新たな出演者や映像が解禁されるたびに、劇場公開への期待が高まる話題作『東京喰種 トーキョーグール』(7月29日全国公開)は、世界累計3,000万部を突破した大人気同名コミックの映画化作品。

タイトルに「東京」と入っていることからもわかるように、原作では、東京の描写がよく出てくる。だからこそ、映像化にあたり「かなりこだわって撮影地を選んだ」と話したのは、初の長編映画デビューとなった萩原健太郎監督。気になるあの場所、あのシーンは東京のどこで撮ったのか…萩原監督にとことん語っていただきました。

※本記事には映画『東京喰種 トーキョーグール』の内容に触れる箇所があります。

どこを撮っても絵になる「立教大学」での撮影。架空の東京を現実の東京へ

 

―萩原監督は、原作をかなり大事にしてロケ地選びを進行されたと伺っています。

はい。最初に『東京喰種 トーキョーグール』をやるとなったときに、原作ファン、映画ファンの方々に、どうしたら喜んでもらえるかと思ったんです。もしその思いを裏切ると、原作の石田先生さえも裏切ることになると思うので、原作の良さを残しつつ、実写としてどうアップデートしていくかを慎重に考えました。原作では架空の東京1区、2区という呼び方の所を、現実の東京に置き換えました。なるべく原作の絵に出てくるものは近づけたいなという思いでロケ地は選定しました。

―立教大学(池袋キャンパス)を舞台に、上井大学の撮影は行ったんですよね?

元ネタになっているのが立教大学だったんですよ。だから、まずは制作部に立教大学をあたってもらいました。本当は普段、撮影用に貸出をしていないそうなんですけど、制作部がすごく頑張ってくれて、何とかお願いして許可が下りた、という経緯です。

―第一希望で撮影ができた、という感じなんですね。

そうですね。第一希望でそのまま撮れましたし、とても撮影しやすかったです。立教大学はどこを切り取っても絵になると、最初ロケハンをしたときから思っていました。東京の街を撮るときに思うのが、単体では格好いい建築物はあるんですが、パッと一歩引いたときにバラバラで街並みとしては全然格好よくないんですよ。しかし、立教大学はすごく統一感がありました。歴史を感じる古い建物だからか、すごくキレイなんです。もっといろいろなところで撮影したいなと思いました。

―となると、あまり苦労はなかったのでしょうか?

強いてあげるとすれば、ツタがすごいのは苦労しました…。設定は秋ですが、撮影は夏だったので、それはそれはキレイにツタが生い茂っていまして(笑)。その色を落として青々しさを減らしました。
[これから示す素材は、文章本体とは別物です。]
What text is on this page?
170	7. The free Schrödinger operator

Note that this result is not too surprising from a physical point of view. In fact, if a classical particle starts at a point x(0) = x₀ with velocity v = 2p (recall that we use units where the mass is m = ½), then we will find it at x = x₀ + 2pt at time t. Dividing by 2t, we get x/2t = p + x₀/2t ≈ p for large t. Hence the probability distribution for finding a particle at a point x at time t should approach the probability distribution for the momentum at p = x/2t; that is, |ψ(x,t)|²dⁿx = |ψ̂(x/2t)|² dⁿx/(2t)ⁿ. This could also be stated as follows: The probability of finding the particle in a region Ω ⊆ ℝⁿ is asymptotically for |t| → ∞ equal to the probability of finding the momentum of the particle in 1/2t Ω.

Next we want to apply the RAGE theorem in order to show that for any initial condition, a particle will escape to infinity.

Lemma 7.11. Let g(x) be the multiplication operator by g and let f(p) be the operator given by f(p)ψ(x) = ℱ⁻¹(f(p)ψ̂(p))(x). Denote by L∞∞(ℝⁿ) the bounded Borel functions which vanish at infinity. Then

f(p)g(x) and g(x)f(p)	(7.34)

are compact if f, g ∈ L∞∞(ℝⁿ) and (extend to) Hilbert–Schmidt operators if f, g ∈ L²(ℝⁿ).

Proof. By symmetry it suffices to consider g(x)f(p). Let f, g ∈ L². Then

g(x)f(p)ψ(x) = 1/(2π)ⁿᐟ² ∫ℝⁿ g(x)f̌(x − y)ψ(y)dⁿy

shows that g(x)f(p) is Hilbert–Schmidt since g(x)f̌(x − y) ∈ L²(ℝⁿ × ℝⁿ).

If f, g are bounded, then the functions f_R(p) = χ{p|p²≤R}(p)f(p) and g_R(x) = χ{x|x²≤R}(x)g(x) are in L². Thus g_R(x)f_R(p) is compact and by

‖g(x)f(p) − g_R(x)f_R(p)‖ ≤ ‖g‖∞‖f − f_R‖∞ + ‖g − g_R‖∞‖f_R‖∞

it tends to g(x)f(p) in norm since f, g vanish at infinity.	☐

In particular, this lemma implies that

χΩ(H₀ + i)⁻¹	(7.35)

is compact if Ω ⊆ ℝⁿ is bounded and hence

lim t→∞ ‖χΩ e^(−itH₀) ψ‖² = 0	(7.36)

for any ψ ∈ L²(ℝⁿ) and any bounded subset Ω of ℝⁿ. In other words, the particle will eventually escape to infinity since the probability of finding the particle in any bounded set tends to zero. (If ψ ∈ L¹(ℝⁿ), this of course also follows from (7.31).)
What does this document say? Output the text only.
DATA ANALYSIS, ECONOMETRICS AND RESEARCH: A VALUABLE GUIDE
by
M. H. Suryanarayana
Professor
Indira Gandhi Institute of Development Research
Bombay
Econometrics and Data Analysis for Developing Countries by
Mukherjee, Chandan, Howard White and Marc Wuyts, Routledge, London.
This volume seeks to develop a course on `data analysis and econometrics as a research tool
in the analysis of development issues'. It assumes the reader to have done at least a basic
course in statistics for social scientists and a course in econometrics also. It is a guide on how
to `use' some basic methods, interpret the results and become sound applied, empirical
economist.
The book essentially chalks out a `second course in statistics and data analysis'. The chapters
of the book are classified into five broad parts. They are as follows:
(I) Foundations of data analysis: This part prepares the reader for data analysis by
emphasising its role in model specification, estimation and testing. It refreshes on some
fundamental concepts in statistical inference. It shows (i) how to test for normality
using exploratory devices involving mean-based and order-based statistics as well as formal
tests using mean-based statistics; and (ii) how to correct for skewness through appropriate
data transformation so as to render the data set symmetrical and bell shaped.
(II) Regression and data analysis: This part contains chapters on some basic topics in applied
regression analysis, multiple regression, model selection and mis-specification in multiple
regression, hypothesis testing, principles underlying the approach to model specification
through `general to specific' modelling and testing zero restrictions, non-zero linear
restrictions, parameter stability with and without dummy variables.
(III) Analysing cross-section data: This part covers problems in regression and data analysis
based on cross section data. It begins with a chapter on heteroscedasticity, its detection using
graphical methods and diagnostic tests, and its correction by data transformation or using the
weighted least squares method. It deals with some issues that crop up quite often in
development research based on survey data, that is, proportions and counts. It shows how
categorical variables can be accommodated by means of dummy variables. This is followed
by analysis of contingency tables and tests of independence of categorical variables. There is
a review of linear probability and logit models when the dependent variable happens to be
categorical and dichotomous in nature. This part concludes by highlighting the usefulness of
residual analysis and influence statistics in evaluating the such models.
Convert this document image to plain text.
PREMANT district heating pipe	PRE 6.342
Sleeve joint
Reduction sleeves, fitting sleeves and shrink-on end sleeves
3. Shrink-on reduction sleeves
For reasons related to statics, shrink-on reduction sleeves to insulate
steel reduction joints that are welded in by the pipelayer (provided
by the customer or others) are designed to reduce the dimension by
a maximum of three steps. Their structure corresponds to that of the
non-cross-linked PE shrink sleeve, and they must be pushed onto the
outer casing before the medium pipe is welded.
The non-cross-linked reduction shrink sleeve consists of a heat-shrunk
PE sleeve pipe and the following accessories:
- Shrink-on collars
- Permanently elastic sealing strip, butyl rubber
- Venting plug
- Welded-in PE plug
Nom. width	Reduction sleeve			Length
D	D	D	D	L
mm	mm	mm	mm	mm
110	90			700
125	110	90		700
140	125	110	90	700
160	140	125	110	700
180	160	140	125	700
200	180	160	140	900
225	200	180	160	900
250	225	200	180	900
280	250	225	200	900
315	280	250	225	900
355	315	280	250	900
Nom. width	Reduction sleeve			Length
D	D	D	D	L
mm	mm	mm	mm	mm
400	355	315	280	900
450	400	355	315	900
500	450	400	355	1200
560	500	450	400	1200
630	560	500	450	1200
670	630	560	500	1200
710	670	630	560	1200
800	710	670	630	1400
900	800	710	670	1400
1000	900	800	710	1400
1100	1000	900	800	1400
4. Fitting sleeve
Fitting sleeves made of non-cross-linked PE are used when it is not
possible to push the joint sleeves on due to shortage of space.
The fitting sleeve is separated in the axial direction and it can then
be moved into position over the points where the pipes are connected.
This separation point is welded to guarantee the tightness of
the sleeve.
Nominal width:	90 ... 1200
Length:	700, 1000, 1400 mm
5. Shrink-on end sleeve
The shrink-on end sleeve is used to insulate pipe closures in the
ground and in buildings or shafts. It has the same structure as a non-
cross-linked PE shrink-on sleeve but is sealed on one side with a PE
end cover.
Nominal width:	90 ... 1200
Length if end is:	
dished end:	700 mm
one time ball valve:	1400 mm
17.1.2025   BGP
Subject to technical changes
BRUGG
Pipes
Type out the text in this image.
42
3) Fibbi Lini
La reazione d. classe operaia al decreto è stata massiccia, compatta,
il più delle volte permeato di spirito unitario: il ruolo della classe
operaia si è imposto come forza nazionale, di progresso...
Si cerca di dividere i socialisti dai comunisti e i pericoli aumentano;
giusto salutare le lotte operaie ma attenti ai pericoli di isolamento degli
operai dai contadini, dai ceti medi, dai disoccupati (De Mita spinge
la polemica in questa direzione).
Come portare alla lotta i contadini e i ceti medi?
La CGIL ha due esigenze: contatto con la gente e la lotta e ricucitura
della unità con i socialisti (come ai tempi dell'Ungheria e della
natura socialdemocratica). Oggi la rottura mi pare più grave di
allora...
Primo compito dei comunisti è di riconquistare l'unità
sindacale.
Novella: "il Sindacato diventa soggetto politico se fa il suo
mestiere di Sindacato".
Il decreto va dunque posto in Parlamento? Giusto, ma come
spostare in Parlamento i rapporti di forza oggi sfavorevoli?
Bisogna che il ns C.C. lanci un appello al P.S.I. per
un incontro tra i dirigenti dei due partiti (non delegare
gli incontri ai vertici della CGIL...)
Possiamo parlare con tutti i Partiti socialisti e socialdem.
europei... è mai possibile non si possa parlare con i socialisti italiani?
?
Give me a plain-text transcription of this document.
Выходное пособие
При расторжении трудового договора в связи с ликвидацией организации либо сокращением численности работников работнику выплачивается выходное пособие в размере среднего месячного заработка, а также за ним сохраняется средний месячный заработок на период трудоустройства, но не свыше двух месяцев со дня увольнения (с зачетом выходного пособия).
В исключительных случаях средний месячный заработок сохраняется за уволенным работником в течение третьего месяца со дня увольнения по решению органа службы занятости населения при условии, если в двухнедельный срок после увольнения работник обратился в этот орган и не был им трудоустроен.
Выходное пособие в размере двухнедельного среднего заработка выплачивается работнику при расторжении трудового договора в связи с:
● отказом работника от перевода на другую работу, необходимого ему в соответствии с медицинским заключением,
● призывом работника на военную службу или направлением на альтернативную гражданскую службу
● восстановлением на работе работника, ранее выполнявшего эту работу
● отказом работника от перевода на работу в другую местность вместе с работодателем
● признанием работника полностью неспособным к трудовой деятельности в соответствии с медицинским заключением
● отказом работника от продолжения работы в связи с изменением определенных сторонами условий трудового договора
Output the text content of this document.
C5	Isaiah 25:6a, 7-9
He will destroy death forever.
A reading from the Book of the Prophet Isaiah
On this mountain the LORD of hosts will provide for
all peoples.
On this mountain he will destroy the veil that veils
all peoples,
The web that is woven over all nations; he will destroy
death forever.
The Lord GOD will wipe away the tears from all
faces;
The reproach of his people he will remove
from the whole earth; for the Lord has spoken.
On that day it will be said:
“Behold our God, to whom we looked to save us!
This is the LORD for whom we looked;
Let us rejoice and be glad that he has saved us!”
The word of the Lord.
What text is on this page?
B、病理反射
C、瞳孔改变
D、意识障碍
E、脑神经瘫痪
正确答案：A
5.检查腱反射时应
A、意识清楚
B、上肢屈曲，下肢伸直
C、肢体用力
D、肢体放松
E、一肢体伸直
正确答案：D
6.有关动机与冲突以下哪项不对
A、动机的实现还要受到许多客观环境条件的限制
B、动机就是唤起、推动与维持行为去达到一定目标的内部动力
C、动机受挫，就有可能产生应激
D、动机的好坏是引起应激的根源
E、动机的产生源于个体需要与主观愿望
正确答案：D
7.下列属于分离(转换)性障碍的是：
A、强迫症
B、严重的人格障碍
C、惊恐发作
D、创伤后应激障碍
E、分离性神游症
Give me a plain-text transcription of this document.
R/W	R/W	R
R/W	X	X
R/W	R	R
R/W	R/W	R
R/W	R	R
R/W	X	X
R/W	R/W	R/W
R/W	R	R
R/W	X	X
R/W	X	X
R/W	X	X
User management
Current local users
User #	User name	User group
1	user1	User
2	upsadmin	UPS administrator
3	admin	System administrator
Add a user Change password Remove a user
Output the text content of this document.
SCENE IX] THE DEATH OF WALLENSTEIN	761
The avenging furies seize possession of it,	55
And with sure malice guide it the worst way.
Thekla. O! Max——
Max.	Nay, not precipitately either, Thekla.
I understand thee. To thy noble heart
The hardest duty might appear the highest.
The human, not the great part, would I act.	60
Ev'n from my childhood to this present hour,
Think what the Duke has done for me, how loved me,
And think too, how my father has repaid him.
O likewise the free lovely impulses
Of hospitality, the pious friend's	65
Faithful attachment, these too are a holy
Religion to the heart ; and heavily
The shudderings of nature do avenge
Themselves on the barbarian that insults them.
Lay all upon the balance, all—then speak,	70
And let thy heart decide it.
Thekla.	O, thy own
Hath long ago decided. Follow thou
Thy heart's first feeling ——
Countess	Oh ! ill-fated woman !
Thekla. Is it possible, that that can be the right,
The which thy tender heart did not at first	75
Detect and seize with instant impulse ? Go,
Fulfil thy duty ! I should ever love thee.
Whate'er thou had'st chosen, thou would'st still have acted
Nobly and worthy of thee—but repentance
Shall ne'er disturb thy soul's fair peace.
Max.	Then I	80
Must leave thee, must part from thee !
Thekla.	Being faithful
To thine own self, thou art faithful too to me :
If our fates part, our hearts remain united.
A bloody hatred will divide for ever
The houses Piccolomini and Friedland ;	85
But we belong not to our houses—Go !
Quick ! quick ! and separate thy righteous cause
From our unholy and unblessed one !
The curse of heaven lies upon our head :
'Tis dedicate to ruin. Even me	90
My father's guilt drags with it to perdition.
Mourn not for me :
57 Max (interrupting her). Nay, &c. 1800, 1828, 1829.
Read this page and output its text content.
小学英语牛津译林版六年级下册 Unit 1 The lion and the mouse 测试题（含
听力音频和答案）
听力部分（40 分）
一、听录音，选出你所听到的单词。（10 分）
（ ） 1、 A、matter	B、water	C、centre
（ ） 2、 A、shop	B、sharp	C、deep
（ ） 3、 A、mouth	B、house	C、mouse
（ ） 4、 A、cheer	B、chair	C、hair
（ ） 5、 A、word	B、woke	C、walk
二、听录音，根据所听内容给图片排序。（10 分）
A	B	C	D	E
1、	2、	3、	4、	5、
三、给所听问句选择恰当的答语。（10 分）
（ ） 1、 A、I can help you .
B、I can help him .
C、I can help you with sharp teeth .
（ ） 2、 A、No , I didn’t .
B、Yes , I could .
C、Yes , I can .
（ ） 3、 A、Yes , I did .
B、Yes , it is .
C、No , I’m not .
―立教大学で、特に思い入れの深いシーンはありますか?

ヒデ(小笠原海)とカネキ(窪田正孝)が2人で歩いているシーンですね。カネキにとって、ヒデが遠い存在になっていってしまう…というシーンでは、原作だとヒデがこうやって(頭の後ろで腕を組んで)歩いているんです。普通、あまりそんな歩き方をしないじゃないですか。でも、印象的だからやりたいなと思って。不自然なことを自然に見せるのは苦労しました。

東京以外の場所も探した末に決まった「大森ベルポート」

 

―最後の戦いの場所も気になるのですが、どちらで撮影されたんですか?

大森ベルポートで撮りました。それは、もう…、とても苦労しました。まず、僕はアクションのために用意された場所で撮ることだけは嫌だったんです。例えば、廃墟とか、倉庫とか、波止場とか…要は、ただ何もない広いスペースみたいなのが嫌で。しかも、東京はそういう場所がないじゃないですか。だから普段アクションをやらないような場所がどこかにないかなと、ずっと探していたんです。

―「アクションのために用意された場所で撮ることだけは嫌」というのは、ドラマ部分をきちんと描くことや、アクションだけの唐突感みたいなものをなくしたいという意図ですか?

そうです。あと既視感もあると思っていて。『東京喰種 トーキョーグール』はタイトルに「東京」とついている以上、特に海外の方が見たら「東京を描いているんだろうな」って絶対思われますよね。ですので、都会感のようなものを感じられる映画にしたいなと、ずっと思っていたんです。

―そこでようやく大森ベルポートに決定したんですね。

はい。何回かロケハンした末に決めました。東京以外の県まで出て行って、廃墟のようになったホテルとか、とにかくいろいろな場所に足を運びました。全然決まらなくて途方に暮れていたところに、カメラマンの方が、「こういうところがあるよ」と大森ベルポートを教えてくれたんです。見に行ったら、自由度が高くて、撮影もしやすいので、すごくいいなと決めました。

―大森ベルポートならではのよかった点や工夫した点はありましたか?

アクションというだけで、都内は撮影に制限がかかるところが多いんです。だけど、大森ベルポートは車が横転して突っ込むというアクションシーンを室内で撮らせてくれる、と。ひっくり返った車を何日も置かせてもらえるなんて、なかなかない。天井も高いので、高低差を使ったアクションができたのも、いい戦いの場面が撮れた理由かもしれません。すごく撮影しやすかったです。

工夫した点は、普段、大森ベルポートはよく撮影で使われる場所なので、見え方を変えようと心がけました。メインとなる広場の下に照明が仕込んであるんですけど、そこにフィルターを入れて、電気の色を少し変えたりして、ちょっと違う印象になるようにしましたね。

―車がポイントになるようですが、アクションの演出では、どういう点に気を配ったのですか?

観た方に、「お金があったらもっとできたよね」、「ハリウッドでやったらよかったのに」とは思われたくない。でも背伸びしている感じにはしたくなかったので、多くのアイデアがある中、チープにならないように結果的に車が突っ込むというストーリーになっているんです。車が突っ込んだなら、その車を使ったアクションをするようにして、車を回転させる、車に落ちる、と様々なアレンジで見せています。

―逆に、車を入れたがゆえの苦労はあったのでしょうか?

とにかく、車を入れるのに苦労しました(笑)。車を回転させるのも重労働でしたね。あとはもちろん床を傷つけるわけにはいかないので、1枚(床を)上げて、新たに床を作って、その上に置いて、と準備を重ねていました。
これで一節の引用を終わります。